Meantime go pouring past. Men gnash their teeth; The very faithful have begun to doubt;

But they molest not the calm eye that seeks

'Midst all this huddling silver little worth

The one thin piece that comes, pure gold; he waits.

O me, when the great deed e'en now has broke
Like a man's hand the horizon's level line,
So soon to fill the zenith with rich clouds;

O, in this narrow interspace, this marge,
This list and salvage of a glorious time,

To despair of the great and sell unto the mean!
O thou of little faith, what hast thou done?

Yet if the occasion coming should find us
Undexterous, incapable? In light things
Prove thou the arms thou long'st to glorify,
Nor fear to work up from the lowest ranks
Whence come great Nature's Captains. And high deeds
Haunt not the fringy edges of the fight,

But the pell-mell of men. Oh, what and if
E'en now by lingering here I let them slip,
Like an unpractised spyer through a glass,
Still pointing to the blank, too high. And yet,
In dead details to smother vital ends

Which would give life to them; in the deft trick
Of prentice-handling to forget great art,
To base mechanical adroitness yield
The Inspiration and the Hope a slave !
Oh, and to blast that Innocence which, though
Here it may seem a dull unopening bud,
May yet bloom freely in celestial clime!

Were it not better done, then, to keep off

And see, not share, the strife; stand out the waltz
Which fools whirl dizzy in? Is it possible?

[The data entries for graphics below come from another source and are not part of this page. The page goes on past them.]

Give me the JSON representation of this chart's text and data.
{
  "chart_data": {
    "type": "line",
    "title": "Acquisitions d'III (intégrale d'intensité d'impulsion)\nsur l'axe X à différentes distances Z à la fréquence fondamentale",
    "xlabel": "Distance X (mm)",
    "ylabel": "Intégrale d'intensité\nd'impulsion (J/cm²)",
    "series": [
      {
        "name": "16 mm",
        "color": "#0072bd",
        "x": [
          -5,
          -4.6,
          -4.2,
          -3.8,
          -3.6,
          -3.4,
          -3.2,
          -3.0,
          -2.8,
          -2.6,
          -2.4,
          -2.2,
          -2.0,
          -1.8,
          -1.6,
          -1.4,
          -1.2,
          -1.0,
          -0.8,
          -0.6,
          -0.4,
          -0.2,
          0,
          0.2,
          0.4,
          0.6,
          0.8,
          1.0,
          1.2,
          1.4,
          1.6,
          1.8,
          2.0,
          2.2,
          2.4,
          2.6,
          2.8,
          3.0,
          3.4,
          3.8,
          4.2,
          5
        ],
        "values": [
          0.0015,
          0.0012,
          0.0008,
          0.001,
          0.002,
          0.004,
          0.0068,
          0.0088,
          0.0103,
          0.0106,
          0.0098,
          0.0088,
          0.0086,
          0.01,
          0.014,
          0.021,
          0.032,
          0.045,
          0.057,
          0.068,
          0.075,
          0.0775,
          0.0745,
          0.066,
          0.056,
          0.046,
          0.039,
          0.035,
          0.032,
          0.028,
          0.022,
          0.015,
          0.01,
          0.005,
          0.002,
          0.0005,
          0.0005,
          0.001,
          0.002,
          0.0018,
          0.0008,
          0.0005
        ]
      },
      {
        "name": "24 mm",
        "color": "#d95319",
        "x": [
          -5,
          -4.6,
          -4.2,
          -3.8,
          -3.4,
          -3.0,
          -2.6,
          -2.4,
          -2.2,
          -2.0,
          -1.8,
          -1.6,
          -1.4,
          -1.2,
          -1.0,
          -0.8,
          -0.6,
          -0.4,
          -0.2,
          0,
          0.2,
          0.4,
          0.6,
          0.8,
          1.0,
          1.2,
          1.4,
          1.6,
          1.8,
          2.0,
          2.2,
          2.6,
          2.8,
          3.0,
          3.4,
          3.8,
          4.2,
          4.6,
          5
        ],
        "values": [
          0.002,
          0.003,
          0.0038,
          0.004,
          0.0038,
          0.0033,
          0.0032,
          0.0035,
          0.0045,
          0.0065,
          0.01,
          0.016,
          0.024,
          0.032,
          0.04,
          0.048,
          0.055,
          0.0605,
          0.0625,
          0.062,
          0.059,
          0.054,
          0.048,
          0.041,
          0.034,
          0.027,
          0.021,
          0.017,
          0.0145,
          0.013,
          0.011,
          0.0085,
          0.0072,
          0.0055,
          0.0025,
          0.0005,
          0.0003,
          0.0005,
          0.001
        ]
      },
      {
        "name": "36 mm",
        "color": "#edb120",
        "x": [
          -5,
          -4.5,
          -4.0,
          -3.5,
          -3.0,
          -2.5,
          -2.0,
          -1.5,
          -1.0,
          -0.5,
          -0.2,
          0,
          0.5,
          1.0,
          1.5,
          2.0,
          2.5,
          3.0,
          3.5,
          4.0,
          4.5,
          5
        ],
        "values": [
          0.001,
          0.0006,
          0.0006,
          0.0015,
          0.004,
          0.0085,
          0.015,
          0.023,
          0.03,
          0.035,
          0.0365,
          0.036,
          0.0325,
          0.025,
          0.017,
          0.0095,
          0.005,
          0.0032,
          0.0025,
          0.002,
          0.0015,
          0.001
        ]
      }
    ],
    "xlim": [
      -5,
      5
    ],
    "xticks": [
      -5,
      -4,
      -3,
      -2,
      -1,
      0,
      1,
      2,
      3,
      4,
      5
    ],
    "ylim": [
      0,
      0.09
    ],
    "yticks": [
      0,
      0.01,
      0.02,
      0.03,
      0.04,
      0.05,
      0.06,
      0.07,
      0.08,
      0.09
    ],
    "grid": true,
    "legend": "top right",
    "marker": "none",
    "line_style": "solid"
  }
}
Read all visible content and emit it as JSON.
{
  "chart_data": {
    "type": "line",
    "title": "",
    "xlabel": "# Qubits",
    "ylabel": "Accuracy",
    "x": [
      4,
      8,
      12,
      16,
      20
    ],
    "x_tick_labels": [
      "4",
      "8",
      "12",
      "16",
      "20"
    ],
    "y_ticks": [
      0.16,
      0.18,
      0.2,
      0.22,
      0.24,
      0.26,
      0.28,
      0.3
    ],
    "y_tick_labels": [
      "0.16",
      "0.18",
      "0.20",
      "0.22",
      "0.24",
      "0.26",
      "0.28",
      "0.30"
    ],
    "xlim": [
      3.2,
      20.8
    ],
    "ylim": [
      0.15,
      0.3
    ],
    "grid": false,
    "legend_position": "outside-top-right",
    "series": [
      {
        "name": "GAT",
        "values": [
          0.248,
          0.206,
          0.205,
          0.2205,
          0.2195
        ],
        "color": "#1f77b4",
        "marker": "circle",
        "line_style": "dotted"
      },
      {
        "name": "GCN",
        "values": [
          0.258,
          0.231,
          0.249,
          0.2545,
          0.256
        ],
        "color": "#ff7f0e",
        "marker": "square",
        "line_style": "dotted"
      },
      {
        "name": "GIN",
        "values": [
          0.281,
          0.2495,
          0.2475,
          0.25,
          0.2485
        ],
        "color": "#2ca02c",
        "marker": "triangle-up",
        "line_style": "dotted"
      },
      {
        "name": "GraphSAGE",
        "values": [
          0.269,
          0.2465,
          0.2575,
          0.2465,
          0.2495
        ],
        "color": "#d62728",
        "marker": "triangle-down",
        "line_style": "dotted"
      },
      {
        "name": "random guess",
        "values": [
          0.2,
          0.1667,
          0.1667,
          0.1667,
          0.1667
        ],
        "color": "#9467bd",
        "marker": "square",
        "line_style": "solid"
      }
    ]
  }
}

Contamination taints the idler first;

And without base compliance, e’en that same

Which buys bold hearts' free course, Earth lends not these

Their pent and miserable standing-room.

Life loves no lookers-on at his great game,

And with boy's malice still delights to turn
The tide of sport upon the sitters-by,

And set observers scampering with their notes.